The IOperationInterceptor has 3 methods: BeforeExecute, RewriteOperation and AfterExecute. We want to work with the result of the operation so we’ll override AfterExecute. The way the interceptor works once invoked is virtually identical to the pipeline contributor, bar a little refactoring, as you can see:

public class CommandOperationResultInterceptor : OperationInterceptor

{

    readonly IDependencyResolver resolver;

 

    public CommandOperationResultInterceptor(IDependencyResolver resolver)

    {

        this.resolver = resolver;

    }

 

    public override bool AfterExecute(IOperation operation,

                                      IEnumerable<OutputMember> outputMembers)

    {

        var outputMember = outputMembers.FirstOrDefault();

        if (outputMember == null) return true;

 

        var command = outputMember.Value as CommandOperationResult;

        if (command == null) return true;

 

        outputMember.Value = ProcessCommand(command);

 

        return true;

    }

 

    object ProcessCommand(CommandOperationResult command)

    {

        resolver.AddDependencyInstance(command.GetType(),

                        command, DependencyLifetime.PerRequest);

 

        var commandHandlerType = typeof(CommandOperationResultHandler<>)

            .MakeGenericType(command.GetType());

 

        var commandHandler = (ICommandOperationResultHandler)

            resolver.Resolve(commandHandlerType);

 

        return commandHandler.Execute();

    }

}

This is a direct replacement for the pipeline contributor.
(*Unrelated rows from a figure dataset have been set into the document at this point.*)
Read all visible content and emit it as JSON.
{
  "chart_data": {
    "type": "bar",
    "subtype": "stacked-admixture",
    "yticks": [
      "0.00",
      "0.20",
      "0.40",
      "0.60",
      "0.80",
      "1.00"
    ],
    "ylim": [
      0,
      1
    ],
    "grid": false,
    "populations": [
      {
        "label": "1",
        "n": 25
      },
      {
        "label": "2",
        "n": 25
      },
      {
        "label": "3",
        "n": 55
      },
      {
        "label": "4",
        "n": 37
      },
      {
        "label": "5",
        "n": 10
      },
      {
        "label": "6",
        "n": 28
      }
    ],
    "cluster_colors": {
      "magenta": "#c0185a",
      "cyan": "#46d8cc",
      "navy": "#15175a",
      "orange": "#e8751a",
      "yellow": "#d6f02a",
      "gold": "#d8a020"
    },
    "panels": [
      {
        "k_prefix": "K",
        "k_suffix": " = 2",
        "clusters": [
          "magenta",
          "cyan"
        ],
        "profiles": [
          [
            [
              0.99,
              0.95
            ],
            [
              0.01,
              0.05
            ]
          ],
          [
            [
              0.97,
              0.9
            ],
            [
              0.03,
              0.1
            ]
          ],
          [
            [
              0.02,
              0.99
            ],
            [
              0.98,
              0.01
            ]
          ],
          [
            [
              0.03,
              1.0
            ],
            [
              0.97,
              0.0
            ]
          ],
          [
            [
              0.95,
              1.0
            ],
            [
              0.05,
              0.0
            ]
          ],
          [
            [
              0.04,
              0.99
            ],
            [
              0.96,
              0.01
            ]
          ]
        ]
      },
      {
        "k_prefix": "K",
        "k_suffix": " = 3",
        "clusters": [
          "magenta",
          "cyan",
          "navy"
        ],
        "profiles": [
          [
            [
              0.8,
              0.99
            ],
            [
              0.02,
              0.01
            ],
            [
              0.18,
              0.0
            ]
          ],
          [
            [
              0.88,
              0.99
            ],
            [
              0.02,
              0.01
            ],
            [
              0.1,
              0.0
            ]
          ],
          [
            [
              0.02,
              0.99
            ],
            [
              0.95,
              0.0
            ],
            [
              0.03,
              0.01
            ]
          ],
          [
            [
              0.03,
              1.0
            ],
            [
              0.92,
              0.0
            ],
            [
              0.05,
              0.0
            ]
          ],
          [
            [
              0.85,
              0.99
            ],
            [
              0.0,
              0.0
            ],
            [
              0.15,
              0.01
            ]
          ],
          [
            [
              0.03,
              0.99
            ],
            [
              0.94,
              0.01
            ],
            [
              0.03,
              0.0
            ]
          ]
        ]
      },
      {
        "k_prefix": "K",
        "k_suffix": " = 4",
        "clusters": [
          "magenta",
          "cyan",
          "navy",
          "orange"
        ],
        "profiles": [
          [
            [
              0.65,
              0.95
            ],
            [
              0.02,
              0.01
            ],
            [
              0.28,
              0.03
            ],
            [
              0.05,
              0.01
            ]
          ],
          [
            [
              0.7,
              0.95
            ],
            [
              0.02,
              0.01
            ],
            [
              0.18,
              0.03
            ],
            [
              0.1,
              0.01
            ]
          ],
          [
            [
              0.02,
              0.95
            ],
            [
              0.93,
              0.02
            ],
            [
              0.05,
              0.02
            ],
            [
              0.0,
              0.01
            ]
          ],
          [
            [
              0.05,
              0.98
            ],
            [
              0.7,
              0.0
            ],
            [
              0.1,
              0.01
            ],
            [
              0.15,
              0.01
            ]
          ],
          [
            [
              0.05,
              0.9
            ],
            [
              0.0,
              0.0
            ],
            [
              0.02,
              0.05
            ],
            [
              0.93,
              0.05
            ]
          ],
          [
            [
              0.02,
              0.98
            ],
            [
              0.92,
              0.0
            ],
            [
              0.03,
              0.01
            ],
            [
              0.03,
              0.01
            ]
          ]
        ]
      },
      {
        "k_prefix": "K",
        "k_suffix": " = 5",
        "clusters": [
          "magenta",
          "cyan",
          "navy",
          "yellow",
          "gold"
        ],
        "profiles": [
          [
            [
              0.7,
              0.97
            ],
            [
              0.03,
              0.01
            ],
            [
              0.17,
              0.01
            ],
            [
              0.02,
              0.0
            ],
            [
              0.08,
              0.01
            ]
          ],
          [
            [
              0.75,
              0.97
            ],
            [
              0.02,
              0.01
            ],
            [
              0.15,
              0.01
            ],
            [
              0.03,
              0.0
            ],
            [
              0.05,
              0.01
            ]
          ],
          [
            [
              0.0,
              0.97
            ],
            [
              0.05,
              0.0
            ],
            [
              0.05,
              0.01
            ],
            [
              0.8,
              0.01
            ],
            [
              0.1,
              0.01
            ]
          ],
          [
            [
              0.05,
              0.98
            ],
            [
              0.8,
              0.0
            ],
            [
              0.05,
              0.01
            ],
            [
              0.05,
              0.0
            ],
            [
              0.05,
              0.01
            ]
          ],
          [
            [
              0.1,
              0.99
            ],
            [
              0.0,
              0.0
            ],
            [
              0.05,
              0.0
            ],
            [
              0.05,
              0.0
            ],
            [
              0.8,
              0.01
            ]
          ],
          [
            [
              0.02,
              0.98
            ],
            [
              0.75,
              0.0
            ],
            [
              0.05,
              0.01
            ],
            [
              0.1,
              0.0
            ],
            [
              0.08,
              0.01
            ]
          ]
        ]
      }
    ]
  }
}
It uses the exact same commands and command handlers as the pipeline contributor so the only other difference is that we have to register the operation interceptor rather than the pipeline contributor:

ResourceSpace.Uses.CustomDependency<IOperationInterceptor,

    CommandOperationResultInterceptor>(DependencyLifetime.Transient);

That’s all there is to it. Really simple given we had the code for the pipeline contributor already.

The only difference between the pipeline contributor and the operation interceptor is that rather than dealing with a single operation result there could be multiple output members. From what I can gather there is only ever one output member which is the assumption I’ve embedded in the interceptor but I may be mistaken.

Reflecting on the two approaches, I don’t think there’s much to chose between the two. I prefer the original method of using a pipeline contributor. It is more visible via the debug output of the pipeline and it is easier to retrieve the operation result at that point. However, knowing that operation interceptors exist and how to use them is beneficial. Another weapon in my Open Rasta armoury.